Thank you, I am curious to hear your findings and I really hope I can get this working one way or another!

Hi there,
So have you swapped M.2’s? Did it change? I have had a bad one b4 it is rare with WD stuff but You indicate it runs fine with out it, so Kinda says it’s on the edge of spec’s maybe.
Curious to know if a straight swap changes it’s behavior? ie. A to B and B to A.?
also check the board, bottom side for defects near the socket.
GL :slight_smile: PJ

It should work and you are close , so hang in there.

Yes, swapping the SSD’s was one of the first things I tried to exclude the possibility that the SSD was faulty:

  • I didn’t have problems with either SSD if it was in the M.2 slot
  • I had lockups with either SSD when installed in the PCIe slot (nothing in the M.2 slot)
  • when using the pair I had problems regardless of which SSD was in the PCIe slot and which in the M.2 slot

I visually checked the board and the PCIe slot for damage or dust, but couldn’t see anything. But I am no expert in microelectronics, so I expect that anything that I would be able to notice would give problems immediately at boot time. :sweat_smile:

Hi there,
OK … Very good.
can you post a picture?
I would assume both are good then in that case. any swollen Capacitors around for visual inspection.
als wonder if a PCI to m2 adapter would be any different.
GL :slight_smile: PJ

Here are pictures of the front and back of the PCIe slot area

Actually, I have tried the following PCI to M.2 adapter:

It took some time to find one small enough to fit in the enclosure (removing one hard disk). My reasoning was that the extension cables despite their shielding were still affected by magnetic interference. Unfortunately, after a day the system still locked up…

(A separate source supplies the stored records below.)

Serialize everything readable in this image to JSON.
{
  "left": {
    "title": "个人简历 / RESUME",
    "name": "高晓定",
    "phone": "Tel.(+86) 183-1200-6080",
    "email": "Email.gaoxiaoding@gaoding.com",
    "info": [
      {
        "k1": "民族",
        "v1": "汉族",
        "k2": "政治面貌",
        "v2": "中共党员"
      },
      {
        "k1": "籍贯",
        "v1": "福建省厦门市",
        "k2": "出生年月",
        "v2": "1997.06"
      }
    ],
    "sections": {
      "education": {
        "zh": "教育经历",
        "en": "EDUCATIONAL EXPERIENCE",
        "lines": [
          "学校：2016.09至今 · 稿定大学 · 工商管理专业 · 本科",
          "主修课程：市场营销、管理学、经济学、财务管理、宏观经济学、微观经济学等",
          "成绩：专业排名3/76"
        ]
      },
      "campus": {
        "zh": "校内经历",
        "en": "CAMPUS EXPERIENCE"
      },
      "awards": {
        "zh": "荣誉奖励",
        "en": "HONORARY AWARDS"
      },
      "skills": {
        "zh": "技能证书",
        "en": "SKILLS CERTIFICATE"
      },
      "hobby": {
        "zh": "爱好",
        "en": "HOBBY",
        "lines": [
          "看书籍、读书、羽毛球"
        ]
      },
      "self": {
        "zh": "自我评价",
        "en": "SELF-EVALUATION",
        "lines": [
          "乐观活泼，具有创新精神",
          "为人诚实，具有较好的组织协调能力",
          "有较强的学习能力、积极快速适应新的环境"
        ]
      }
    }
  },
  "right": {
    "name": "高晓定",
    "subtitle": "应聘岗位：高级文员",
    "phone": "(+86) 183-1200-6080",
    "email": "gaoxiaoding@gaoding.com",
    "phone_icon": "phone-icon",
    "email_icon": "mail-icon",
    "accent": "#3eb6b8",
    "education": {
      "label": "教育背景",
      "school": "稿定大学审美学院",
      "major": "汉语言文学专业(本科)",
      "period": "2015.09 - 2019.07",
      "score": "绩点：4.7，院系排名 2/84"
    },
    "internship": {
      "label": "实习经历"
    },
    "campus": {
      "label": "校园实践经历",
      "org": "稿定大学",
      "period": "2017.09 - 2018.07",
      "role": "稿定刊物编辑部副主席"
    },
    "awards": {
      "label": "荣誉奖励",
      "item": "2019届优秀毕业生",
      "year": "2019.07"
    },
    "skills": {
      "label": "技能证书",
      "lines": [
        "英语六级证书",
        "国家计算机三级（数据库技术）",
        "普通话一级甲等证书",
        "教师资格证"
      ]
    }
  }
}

In any case, thanks for taking your time!

Hi there,
Can you lift that label covering the two transistors in the first picture and see that it’s not a metal back label.
What about a thermal look, does it boot ok and hang after or not even boot when Cold?
Try some cold air, or hairdryer blowing cold. All things being spec’d should work.
GL :slight_smile: PJ

What is the voltage of your power supply?
Please note that the input voltage of Reserver i3-1125G4 must be 12V.

I feel that the issue is likely due to incompatibility between the PCIe expansion card slot and our interface.

Here is the schematic diagram for our PCIe 4.0 x4 slot:

I was unable to find the valid SCH files on the official product pages for the ADT R24SF and ADT K24MF. However, in the Chinese product description, I found that this expansion card might have compatibility problems.

I double checked the label and it’s an ordinary paper adhesive. Luckily, because the label already came with the machine :sweat_smile:

The problem seems unrelated to thermals or power draw; it has often happened in the middle of the night when the load was practically zero and temperatures well within the normal operating range (I checked with sysstat and know of course at what time I scheduled my cron jobs). Furthermore, for the last few months I have been running the machine with an additional 120x120mm exhaust fan on top and the CPU/SSD/HDD/MB temperatures are now comfortable even with high load.

The power supply is a Leicke 12V/7.5A model, so the correct voltage. Note that I also had the problem with the original 12V/5A power supply, but then occassionally the machine did not want to boot after it happened. I measured the power draw at the wall and the peak load at startup was around 75W, presumably also due to the the spin up of both harddrives. This is why I assumed that replacing the power supply would resolve my problems, but it only resolved the boot problem, not the hanging.

You are right about the disclaimer on the ADT website regarding their extension cables and therefore I initially blamed them for the problem. This is why I also tried the PCIe adapter that I posted above and I still have the same lockup.

Regarding the BIOS: am I correct that there is no option in the bios to fix the PCIe slot to PCIe 3.0 speeds? I think the suggestion by @PJ_Glasso would be worth a try, but I cannot find the option. I am running the ODYSSEY-TGL-A_v2.0a 7/7/2022 bios, which according to the website is the latest version.